Let’s start with the least controversial part of the paper – the four failures of DNR orders. To sum it up – discussions rarely occur, and when they do occur it happens much too late with doctors not really giving enough information for patients to make a true informed decision. Worst of all, physicians make unfounded assumptions based on the presence of a DNR order that may limit other treatments (please see my rant on AND orders for issues around extrapolation and assumptions around end-of-life orders).

The solutions proposed by Dr. Yuen and her colleagues are a little bit more controversial than the failures, but overall are pretty spot on.

The authors first recommend promoting a culture change in hospital to improve patient-centered end-of-life care. This recommendation is meant to address our current culture that praises technology and interventions. I completely agree with the authors, although I would like to see more specifics on what hospitals can do, as culture change is no small feat (damn you journal word limits!)

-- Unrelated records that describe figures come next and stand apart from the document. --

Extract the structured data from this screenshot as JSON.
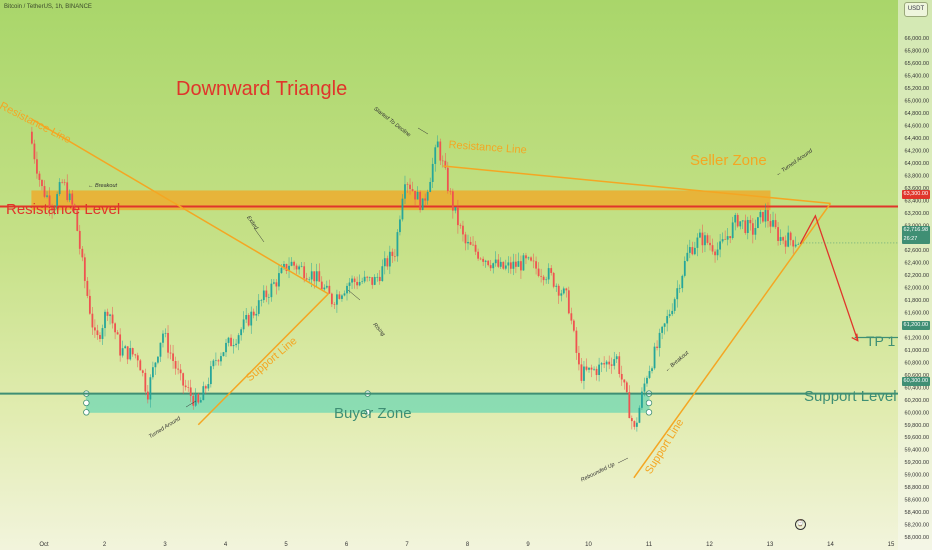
{
  "header": {
    "ticker": "Bitcoin / TetherUS, 1h, BINANCE",
    "currency_badge": "USDT"
  },
  "chart_data": {
    "type": "candlestick",
    "symbol": "Bitcoin / TetherUS",
    "interval": "1h",
    "exchange": "BINANCE",
    "x_ticks": [
      "Oct",
      "2",
      "3",
      "4",
      "5",
      "6",
      "7",
      "8",
      "9",
      "10",
      "11",
      "12",
      "13",
      "14",
      "15"
    ],
    "x_range_days": [
      0.8,
      15.0
    ],
    "y_ticks": [
      58000,
      58200,
      58400,
      58600,
      58800,
      59000,
      59200,
      59400,
      59600,
      59800,
      60000,
      60200,
      60400,
      60600,
      60800,
      61000,
      61200,
      61400,
      61600,
      61800,
      62000,
      62200,
      62400,
      62600,
      62800,
      63000,
      63200,
      63400,
      63600,
      63800,
      64000,
      64200,
      64400,
      64600,
      64800,
      65000,
      65200,
      65400,
      65600,
      65800,
      66000
    ],
    "y_tick_labels": [
      "58,000.00",
      "58,200.00",
      "58,400.00",
      "58,600.00",
      "58,800.00",
      "59,000.00",
      "59,200.00",
      "59,400.00",
      "59,600.00",
      "59,800.00",
      "60,000.00",
      "60,200.00",
      "60,400.00",
      "60,600.00",
      "60,800.00",
      "61,000.00",
      "61,200.00",
      "61,400.00",
      "61,600.00",
      "61,800.00",
      "62,000.00",
      "62,200.00",
      "62,400.00",
      "62,600.00",
      "62,800.00",
      "63,000.00",
      "63,200.00",
      "63,400.00",
      "63,600.00",
      "63,800.00",
      "64,000.00",
      "64,200.00",
      "64,400.00",
      "64,600.00",
      "64,800.00",
      "65,000.00",
      "65,200.00",
      "65,400.00",
      "65,600.00",
      "65,800.00",
      "66,000.00"
    ],
    "y_range": [
      58000,
      66200
    ],
    "price_path": [
      [
        0.8,
        64500
      ],
      [
        1.0,
        63600
      ],
      [
        1.2,
        63300
      ],
      [
        1.35,
        63700
      ],
      [
        1.55,
        63200
      ],
      [
        1.7,
        62200
      ],
      [
        1.9,
        61100
      ],
      [
        2.1,
        61700
      ],
      [
        2.3,
        61000
      ],
      [
        2.6,
        60900
      ],
      [
        2.75,
        60300
      ],
      [
        3.0,
        61300
      ],
      [
        3.3,
        60500
      ],
      [
        3.6,
        60100
      ],
      [
        3.9,
        60900
      ],
      [
        4.2,
        61200
      ],
      [
        4.5,
        61600
      ],
      [
        4.8,
        62000
      ],
      [
        5.1,
        62400
      ],
      [
        5.5,
        62200
      ],
      [
        5.8,
        61800
      ],
      [
        6.1,
        62100
      ],
      [
        6.5,
        62100
      ],
      [
        6.85,
        62600
      ],
      [
        7.0,
        63800
      ],
      [
        7.3,
        63300
      ],
      [
        7.55,
        64300
      ],
      [
        7.8,
        63300
      ],
      [
        8.0,
        62700
      ],
      [
        8.3,
        62500
      ],
      [
        8.6,
        62300
      ],
      [
        9.0,
        62400
      ],
      [
        9.4,
        62200
      ],
      [
        9.7,
        61800
      ],
      [
        9.9,
        60600
      ],
      [
        10.2,
        60700
      ],
      [
        10.5,
        60900
      ],
      [
        10.8,
        59700
      ],
      [
        11.0,
        60600
      ],
      [
        11.2,
        61100
      ],
      [
        11.45,
        61800
      ],
      [
        11.7,
        62600
      ],
      [
        11.9,
        62800
      ],
      [
        12.2,
        62600
      ],
      [
        12.5,
        63100
      ],
      [
        12.75,
        62900
      ],
      [
        12.95,
        63200
      ],
      [
        13.2,
        62800
      ],
      [
        13.5,
        62750
      ]
    ],
    "levels": [
      {
        "name": "Resistance Level",
        "price": 63300,
        "tag": "63,300.00",
        "color": "#e0352b"
      },
      {
        "name": "Support Level",
        "price": 60300,
        "tag": "60,300.00",
        "color": "#3f8f74"
      },
      {
        "name": "TP 1",
        "price": 61200,
        "tag": "61,200.00",
        "color": "#3f8f74"
      }
    ],
    "current_price_tag": "62,716.98",
    "current_price_countdown": "26:27",
    "current_price": 62716.98,
    "zones": [
      {
        "name": "Seller Zone",
        "price_top": 63550,
        "price_bottom": 63250,
        "day_from": 0.8,
        "day_to": 13.0,
        "color": "#f4a623"
      },
      {
        "name": "Buyer Zone",
        "price_top": 60300,
        "price_bottom": 60000,
        "day_from": 1.7,
        "day_to": 11.0,
        "color": "#6fd8b4"
      }
    ]
  },
  "annotations": {
    "title": "Downward Triangle",
    "resistance_level": "Resistance Level",
    "support_level": "Support Level",
    "seller_zone": "Seller Zone",
    "buyer_zone": "Buyer Zone",
    "tp1": "TP 1",
    "resistance_line_left": "Resistance Line",
    "resistance_line_right": "Resistance Line",
    "support_line_left": "Support Line",
    "support_line_right": "Support Line",
    "breakout_left": "← Breakout",
    "breakout_right": "← Breakout",
    "exited": "Exited",
    "rising": "Rising",
    "turned_around_left": "Turned Around",
    "turned_around_right": "← Turned Around",
    "started_to_decline": "Started To Decline",
    "rebounded_up": "Rebounded Up"
  },
  "colors": {
    "orange": "#f4a623",
    "red": "#e0352b",
    "teal": "#3f8f74",
    "candle_up": "#26a69a",
    "candle_down": "#ef5350"
  },
  "footer": {
    "clock_icon": "clock-icon"
  }
}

The second recommendation addresses inadequate hospital policies that fail to set standards for DNR discussions. The authors recommend new Joint Commission standards for DNR discussions and a requirement that institutions demonstrate compliance with these standards in order to be accredited. The standards used in the article include making the ‘Attending physician’ responsible for leading DNR discussions with appropriate patients or their surrogates within 72 hours of hospitalization (and with change in clinical condition). I find this standard fascinating and a little concerning. It’s fascinating as I’m guessing attending’s rarely have these conversations in most academic hospitals. It’s concerning as I am not sure if attending physicians would be any better at it than junior physicians who probably have a greater amount of training in communication skills.

The last two recommendations include establishing formal communication skills training programs in goals of care and DNR discussions, and payment reform that no longer rewards volume and intensity of care, but rather uses financial incentives that use patient satisfaction and/or the quality of DNR discussions as performance measures. I again, couldn’t agree more.

There are aspects of hospital DNRs that are not addressed by the authors. The main recommendation that I think is missing is one addressing the complete lack of portability of most DNR orders outside that of the POLST paradigm. For example, nursing home residents may have a DNR in the nursing home, but the second EMS picks them up to go to the hospital, these very same residents become full code again. Same thing happens when that patient who is DNR in the hospital gets admitted to the nursing home. Hospitals and policy makers cannot think of illness as confined to discrete time periods. Hospitals no longer ‘fix’ people. Rather, people continue to live with chronic, progressive, and advanced illnesses even after hospital discharge. I would encourage any future reform to look at this issue from a much larger community approach than just focusing on the hospital setting.

This is a small point though in a much larger and well written article that I would encourage everyone to read.